とりあえず、今言えることはこれだけです。

湯浅政明監督、凄いです。
『DEVILMAN crybaby』、傑作です。
12/16(日)
『シン・ゴジラ』
(リビング37インチ液晶テレビ:北陸朝日)

また見てしまいました。
3月に京都みなみ会館でオールナイトで見て以来、約9ヶ月ぶりの『シン・ゴジラ』です。

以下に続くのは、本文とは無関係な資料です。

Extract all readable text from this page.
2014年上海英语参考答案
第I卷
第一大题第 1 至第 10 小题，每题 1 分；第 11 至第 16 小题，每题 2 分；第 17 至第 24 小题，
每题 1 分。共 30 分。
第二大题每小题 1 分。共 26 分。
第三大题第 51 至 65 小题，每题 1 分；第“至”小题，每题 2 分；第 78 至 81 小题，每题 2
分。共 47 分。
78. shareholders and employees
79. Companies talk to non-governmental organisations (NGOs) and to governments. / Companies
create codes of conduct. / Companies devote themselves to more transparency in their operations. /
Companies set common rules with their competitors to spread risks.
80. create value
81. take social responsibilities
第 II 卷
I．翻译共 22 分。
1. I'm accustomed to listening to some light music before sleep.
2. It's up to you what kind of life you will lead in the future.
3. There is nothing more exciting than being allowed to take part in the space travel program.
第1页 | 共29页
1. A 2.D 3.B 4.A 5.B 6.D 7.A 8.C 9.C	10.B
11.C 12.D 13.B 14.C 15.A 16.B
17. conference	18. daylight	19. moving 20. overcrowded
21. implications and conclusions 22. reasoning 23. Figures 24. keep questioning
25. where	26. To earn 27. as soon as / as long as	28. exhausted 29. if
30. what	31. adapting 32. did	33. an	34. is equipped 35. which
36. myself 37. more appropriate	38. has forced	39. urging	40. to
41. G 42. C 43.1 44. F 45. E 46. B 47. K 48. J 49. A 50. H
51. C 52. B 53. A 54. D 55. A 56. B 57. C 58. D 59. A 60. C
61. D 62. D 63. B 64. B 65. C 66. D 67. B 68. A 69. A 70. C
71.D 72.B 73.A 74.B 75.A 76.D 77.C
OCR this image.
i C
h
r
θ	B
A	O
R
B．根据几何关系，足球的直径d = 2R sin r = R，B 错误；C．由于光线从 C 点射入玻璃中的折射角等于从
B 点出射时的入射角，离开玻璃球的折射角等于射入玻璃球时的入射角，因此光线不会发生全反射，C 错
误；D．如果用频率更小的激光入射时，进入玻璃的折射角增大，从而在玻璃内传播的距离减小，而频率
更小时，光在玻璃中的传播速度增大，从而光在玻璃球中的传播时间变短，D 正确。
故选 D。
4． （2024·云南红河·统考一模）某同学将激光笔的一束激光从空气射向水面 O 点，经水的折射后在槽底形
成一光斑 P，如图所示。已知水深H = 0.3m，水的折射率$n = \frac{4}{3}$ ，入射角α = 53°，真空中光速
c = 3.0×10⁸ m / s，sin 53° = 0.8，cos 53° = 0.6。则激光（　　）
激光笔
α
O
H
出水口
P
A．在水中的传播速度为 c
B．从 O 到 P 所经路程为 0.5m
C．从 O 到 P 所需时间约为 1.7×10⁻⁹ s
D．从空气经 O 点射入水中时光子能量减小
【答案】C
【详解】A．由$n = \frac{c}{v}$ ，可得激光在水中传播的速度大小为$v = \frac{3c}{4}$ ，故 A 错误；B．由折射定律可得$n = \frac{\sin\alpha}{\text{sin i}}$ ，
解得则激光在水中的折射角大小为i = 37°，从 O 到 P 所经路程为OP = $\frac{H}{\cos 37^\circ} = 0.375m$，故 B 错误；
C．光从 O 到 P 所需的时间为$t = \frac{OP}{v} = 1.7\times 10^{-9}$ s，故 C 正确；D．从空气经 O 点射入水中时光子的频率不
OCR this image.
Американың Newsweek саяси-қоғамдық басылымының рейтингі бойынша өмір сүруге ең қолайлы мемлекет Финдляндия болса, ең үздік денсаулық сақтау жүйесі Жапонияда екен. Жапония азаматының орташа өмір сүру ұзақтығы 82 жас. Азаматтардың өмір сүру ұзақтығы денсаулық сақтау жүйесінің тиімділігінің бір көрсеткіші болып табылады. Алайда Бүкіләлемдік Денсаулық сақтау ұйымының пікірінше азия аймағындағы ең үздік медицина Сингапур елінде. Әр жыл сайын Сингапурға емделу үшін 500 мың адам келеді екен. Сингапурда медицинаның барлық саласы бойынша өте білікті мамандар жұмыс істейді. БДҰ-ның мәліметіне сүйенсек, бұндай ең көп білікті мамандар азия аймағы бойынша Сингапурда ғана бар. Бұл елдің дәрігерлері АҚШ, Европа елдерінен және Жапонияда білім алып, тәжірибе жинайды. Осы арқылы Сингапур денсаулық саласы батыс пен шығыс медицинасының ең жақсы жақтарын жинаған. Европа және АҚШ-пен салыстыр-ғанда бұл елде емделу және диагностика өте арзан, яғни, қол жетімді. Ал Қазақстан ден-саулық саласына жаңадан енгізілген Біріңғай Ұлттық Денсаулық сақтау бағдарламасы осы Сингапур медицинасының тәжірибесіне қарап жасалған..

リビングのテレビで見ていたのですが、そこにやってきた母が矢口(長谷川博己)を見て一言。
「あら?、まんぺいさんや!。」
母ちゃん・・・、頼むから今はそれやめてくれ・・・。

前回の地上波テレビ初放送からわずか一年で再放送。
昨年の視聴率がよほど良かったのか、あるいは来年夏公開のハリウッド版『ゴジラ2』に先駆けてなのかは分かりませんが、いずれにせよこうして怪獣映画が一目に触れる機会が増えるのは喜ぶべき事であります。
2014年のギャレス版ゴジラがシン・ゴジラ制作の呼び水になったように、今度もまた新作国産特撮怪獣映画の制作に繋がってくれるかも知れませんからね。
もしそうなれば、また怪獣映画のエキストラ募集があるかも知れない。
そしたら今度こそ怪獣から逃げ回る一般市民の役をやりたいな。
私も映った冒頭のシーンを見ながらそんなことを考えていたトガジンでありました。
こんなとりとめもない駄文にお付き合いいただきありがとうございました。